Tuesday, April 28, 2015

Millions upon millions of tax dollars given to slumlords


From the Daily News:

In the past five years, the city has spent $241 million housing homeless families in hellholes rife with a catalog of code violations from vermin to lead paint, a Daily News investigation has found.

The money flowed to the operators of 24 fleabag hotels and rundown tenements that, despite being repeatedly cited by city inspectors, have become last-resort housing for thousands of desperate families.

All told, taxpayers have coughed up a stunning $1.7 billion to shelter a steadily rising tide of families since fiscal year 2010, records obtained under the Freedom of Information Law show.

Throughout that time, the city has consistently spent more on family shelters than it did on parks, libraries or senior programs.

During the last four years of the Bloomberg mayoralty and the first six months of Mayor de Blasio’s administration, the annual cost of family shelters rose 34%, peaking at $406.2 million in the last fiscal year.

As the number of homeless families seeking shelter rose from 37,000 in 2010 to top 60,000 in December, city inspectors kept citing many of the shelters for a long and horrific list of infractions.

Inspectors found dead rats and mice, bunk beds and cribs jammed up against windows leading to the fire escape, and numerous nonfunctioning smoke detectors.
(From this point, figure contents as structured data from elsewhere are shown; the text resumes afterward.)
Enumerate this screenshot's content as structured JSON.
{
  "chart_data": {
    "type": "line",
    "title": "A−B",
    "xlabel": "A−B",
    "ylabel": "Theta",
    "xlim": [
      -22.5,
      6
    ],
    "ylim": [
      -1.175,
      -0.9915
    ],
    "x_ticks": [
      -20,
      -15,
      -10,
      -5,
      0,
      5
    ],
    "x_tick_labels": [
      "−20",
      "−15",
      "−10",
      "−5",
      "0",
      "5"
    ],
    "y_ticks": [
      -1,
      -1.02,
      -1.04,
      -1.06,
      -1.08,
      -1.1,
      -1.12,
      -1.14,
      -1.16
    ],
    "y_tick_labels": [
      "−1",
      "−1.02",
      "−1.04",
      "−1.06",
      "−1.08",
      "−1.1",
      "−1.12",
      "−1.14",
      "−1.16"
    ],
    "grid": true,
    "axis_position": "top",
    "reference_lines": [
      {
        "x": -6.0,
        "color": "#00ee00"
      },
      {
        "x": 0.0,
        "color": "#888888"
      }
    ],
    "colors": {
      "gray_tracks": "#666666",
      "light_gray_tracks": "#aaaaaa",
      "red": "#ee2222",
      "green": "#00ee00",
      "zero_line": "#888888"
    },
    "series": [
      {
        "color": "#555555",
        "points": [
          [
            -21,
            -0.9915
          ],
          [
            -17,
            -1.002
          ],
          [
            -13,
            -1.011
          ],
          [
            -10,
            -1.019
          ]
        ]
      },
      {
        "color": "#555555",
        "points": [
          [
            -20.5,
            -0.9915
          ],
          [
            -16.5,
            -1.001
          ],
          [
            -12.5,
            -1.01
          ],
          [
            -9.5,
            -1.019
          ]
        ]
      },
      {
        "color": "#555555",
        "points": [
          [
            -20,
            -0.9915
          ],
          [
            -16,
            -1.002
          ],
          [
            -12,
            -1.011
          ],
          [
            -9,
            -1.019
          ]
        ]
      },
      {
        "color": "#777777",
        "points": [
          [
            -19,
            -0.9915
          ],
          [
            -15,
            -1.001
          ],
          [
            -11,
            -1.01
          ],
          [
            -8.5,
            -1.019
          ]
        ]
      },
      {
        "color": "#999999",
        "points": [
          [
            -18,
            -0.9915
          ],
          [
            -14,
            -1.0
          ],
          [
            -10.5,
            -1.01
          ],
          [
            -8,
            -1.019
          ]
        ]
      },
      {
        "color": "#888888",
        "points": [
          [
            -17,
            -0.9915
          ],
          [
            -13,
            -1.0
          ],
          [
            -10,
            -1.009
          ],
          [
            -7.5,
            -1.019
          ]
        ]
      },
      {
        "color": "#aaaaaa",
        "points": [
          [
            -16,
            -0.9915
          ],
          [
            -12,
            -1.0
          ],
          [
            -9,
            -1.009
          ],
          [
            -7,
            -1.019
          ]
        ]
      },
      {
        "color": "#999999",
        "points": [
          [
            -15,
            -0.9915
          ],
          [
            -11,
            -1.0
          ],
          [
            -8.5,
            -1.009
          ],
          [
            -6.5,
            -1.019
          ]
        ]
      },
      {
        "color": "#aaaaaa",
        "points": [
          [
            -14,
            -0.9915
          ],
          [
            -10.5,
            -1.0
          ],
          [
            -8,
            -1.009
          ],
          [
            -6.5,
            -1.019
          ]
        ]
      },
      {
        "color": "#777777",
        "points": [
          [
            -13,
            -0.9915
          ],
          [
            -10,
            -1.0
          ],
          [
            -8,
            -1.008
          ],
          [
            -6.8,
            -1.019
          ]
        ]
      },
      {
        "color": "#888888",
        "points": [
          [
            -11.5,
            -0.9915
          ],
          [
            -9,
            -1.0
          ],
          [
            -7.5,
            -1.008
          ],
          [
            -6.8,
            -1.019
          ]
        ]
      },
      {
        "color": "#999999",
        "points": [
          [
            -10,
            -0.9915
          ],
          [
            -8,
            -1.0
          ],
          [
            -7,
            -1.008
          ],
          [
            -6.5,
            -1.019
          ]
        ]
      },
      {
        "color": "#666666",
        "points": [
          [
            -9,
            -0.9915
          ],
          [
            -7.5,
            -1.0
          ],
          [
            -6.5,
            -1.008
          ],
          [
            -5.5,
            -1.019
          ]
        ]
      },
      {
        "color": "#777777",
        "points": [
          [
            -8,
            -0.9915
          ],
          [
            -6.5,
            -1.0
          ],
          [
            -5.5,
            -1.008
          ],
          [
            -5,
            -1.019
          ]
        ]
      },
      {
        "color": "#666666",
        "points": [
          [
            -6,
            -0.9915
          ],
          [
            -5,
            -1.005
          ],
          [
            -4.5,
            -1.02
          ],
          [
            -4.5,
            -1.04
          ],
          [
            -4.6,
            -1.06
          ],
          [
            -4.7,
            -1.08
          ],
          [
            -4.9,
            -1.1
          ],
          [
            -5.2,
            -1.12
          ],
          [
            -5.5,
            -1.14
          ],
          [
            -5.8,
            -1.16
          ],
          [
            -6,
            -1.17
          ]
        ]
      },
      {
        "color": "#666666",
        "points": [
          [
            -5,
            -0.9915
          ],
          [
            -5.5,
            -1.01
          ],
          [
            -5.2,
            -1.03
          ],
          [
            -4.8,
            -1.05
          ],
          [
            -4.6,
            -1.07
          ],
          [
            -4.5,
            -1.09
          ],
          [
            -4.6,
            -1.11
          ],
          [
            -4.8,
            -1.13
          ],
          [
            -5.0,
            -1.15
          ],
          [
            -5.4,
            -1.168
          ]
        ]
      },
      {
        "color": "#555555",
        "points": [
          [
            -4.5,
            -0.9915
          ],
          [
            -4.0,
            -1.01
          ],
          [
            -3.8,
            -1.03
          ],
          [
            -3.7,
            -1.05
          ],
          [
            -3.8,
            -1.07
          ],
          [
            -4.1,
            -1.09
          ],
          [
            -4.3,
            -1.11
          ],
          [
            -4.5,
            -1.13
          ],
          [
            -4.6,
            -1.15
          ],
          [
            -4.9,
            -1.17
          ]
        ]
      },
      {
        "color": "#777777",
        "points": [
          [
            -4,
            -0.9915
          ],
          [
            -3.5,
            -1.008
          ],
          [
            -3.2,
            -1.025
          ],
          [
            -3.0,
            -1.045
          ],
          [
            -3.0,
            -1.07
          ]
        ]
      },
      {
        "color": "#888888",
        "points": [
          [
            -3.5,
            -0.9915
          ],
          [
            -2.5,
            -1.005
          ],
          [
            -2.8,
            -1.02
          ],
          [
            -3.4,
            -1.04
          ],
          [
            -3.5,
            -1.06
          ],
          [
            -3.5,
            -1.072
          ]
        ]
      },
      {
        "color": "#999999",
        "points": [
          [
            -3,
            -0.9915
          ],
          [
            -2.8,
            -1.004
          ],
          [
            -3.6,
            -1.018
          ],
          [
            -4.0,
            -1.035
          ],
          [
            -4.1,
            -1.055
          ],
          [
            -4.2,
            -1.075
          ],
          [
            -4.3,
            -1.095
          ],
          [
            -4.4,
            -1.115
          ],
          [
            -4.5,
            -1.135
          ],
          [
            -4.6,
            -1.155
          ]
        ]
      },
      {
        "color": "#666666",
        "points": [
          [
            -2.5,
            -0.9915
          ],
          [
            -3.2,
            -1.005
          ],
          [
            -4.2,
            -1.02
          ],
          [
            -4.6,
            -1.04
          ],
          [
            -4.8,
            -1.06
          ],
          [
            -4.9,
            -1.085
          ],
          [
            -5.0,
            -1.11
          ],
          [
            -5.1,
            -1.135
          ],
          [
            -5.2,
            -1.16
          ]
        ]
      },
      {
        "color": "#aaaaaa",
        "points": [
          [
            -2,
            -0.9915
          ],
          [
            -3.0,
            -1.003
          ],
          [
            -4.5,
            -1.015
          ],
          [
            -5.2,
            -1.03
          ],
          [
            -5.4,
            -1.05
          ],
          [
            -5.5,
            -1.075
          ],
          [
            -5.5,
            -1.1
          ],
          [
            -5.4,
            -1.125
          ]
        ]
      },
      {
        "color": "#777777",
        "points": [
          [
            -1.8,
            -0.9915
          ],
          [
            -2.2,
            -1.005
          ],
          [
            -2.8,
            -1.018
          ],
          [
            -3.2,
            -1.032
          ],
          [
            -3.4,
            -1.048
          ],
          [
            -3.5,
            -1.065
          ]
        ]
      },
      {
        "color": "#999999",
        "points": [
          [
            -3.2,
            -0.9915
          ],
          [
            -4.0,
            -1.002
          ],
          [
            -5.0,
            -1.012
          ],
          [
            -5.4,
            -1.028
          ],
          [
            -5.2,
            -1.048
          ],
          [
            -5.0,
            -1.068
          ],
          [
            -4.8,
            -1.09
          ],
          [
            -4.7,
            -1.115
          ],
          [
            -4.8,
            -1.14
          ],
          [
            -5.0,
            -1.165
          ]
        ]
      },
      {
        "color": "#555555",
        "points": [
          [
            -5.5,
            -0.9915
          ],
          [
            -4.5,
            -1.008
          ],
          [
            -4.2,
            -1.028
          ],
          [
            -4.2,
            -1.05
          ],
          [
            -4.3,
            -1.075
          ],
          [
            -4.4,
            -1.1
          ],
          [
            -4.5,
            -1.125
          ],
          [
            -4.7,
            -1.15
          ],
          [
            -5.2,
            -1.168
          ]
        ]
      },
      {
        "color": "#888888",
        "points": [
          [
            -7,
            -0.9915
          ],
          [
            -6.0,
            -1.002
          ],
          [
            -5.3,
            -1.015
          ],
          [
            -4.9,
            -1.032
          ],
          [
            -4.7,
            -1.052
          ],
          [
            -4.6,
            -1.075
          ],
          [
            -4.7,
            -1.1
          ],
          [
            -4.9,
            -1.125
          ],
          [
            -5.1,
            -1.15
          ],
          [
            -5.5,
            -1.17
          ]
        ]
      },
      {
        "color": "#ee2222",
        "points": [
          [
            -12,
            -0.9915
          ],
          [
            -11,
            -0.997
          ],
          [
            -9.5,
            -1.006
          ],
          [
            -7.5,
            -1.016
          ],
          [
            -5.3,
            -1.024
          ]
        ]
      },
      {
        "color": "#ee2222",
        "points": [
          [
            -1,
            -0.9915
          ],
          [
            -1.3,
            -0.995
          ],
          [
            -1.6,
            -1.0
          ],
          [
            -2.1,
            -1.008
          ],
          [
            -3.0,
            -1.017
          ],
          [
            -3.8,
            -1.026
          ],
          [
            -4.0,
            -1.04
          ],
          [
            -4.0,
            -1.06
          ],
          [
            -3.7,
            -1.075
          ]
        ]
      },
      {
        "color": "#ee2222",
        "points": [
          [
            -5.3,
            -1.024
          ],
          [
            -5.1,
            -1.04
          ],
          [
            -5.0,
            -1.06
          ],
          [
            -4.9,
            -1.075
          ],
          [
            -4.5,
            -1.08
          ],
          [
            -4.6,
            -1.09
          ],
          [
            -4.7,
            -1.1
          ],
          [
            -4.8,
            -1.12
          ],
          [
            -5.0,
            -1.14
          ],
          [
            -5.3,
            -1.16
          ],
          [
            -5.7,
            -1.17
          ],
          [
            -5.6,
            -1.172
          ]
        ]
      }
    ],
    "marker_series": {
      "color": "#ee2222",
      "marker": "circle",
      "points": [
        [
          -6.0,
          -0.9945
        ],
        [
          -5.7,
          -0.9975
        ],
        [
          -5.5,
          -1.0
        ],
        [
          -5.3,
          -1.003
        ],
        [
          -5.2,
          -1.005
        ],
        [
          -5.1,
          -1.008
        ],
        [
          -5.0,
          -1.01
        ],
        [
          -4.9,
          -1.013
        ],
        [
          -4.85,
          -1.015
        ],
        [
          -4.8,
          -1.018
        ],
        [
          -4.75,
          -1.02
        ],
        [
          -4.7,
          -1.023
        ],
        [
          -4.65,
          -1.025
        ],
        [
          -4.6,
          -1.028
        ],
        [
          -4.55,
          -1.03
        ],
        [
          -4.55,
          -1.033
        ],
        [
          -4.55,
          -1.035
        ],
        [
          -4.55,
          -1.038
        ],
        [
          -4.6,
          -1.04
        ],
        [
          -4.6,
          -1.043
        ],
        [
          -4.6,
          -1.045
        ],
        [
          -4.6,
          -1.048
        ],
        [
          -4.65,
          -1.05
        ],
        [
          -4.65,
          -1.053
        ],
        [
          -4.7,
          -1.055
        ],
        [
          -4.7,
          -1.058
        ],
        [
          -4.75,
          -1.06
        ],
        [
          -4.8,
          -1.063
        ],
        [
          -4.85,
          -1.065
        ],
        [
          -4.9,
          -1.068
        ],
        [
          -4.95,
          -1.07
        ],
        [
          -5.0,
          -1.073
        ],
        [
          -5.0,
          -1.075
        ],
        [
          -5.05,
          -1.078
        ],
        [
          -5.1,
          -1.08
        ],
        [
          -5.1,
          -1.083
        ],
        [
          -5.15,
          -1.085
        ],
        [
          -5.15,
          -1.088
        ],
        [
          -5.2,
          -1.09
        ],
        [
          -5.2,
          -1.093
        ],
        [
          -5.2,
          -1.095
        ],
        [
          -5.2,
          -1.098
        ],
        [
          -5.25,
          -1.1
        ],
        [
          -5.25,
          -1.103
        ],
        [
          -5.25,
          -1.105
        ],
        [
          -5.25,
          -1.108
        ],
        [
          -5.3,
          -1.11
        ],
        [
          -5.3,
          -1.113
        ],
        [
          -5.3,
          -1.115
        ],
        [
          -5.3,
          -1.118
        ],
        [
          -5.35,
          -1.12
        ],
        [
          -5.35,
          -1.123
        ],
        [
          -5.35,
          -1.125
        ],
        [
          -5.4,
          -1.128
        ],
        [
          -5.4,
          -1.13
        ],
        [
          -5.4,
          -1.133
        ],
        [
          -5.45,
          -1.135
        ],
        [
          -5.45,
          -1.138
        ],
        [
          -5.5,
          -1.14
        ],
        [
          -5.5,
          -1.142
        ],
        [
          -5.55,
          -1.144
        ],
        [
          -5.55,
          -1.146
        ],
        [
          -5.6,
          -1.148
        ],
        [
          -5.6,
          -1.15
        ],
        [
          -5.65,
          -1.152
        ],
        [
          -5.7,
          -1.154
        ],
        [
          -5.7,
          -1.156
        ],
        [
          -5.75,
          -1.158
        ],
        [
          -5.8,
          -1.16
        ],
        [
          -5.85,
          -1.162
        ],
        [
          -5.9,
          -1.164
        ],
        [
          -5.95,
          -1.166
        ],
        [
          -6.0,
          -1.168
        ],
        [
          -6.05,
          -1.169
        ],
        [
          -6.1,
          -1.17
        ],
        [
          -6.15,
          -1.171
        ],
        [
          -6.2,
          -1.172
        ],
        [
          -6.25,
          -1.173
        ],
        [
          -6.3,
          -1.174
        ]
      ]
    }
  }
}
At one fleabag, staff claimed they weren’t allowed to turn on air conditioning without a doctor’s note.

The DOI found that the city Homeless Services Department routinely gave shelters with serious open code violations a “passing grade,” and in some cases did little to punish the nonprofits it pays to run these flophouses.


So, these places are run like hovels, but they are in the process of giving permanent contracts to the slumlords running them? Wouldn't it make more sense to ban them from providing services and finding new providers?

Check out what the Daily News found at the Pan Am.

4 comments:

Anonymous said...

The mistakes of the 1993 and '94 elections are haunting us today. thanks to Pataki and Co. we've lost well over 300,000 rent stabilized apartments. Those were the truly 'affordable apartments".

For the first time in NYC history a majority of it's citizens are spending two and sometimes three weeks salary on rent.

The surge of homelessness is another symptom of politicians pandering to the real estate lobby.

The sad reality is that the working and middle class put those bastards in power and, as usual, got stabbed in the back.

Anonymous said...

60000 homeless people and I read an article a few months back that half of them don't even come from nyc. Of course these nonprofits are pocketing the money and doing absolutely nothing that they are suppose to be doing with the money. Yet the government allows it to continue.

Middle Villager said...

Because it is obvious to anyone paying attention that most of the politicians in NYC and Albany are only out to line their own pockets, it is time for the US Attorney's office to investigate these sweetheart deals being given to these "nonprofits". Even the Coalition for the Homeless is calling for these backroom contracts to be rejected. How many more millions of tax dollars are going to be pissed away on these cluster shelters where the only ones who benefit are the people who run them and the politicians they pay off?

Anonymous said...

And their diierent from the people who run NYC homeless shelters How?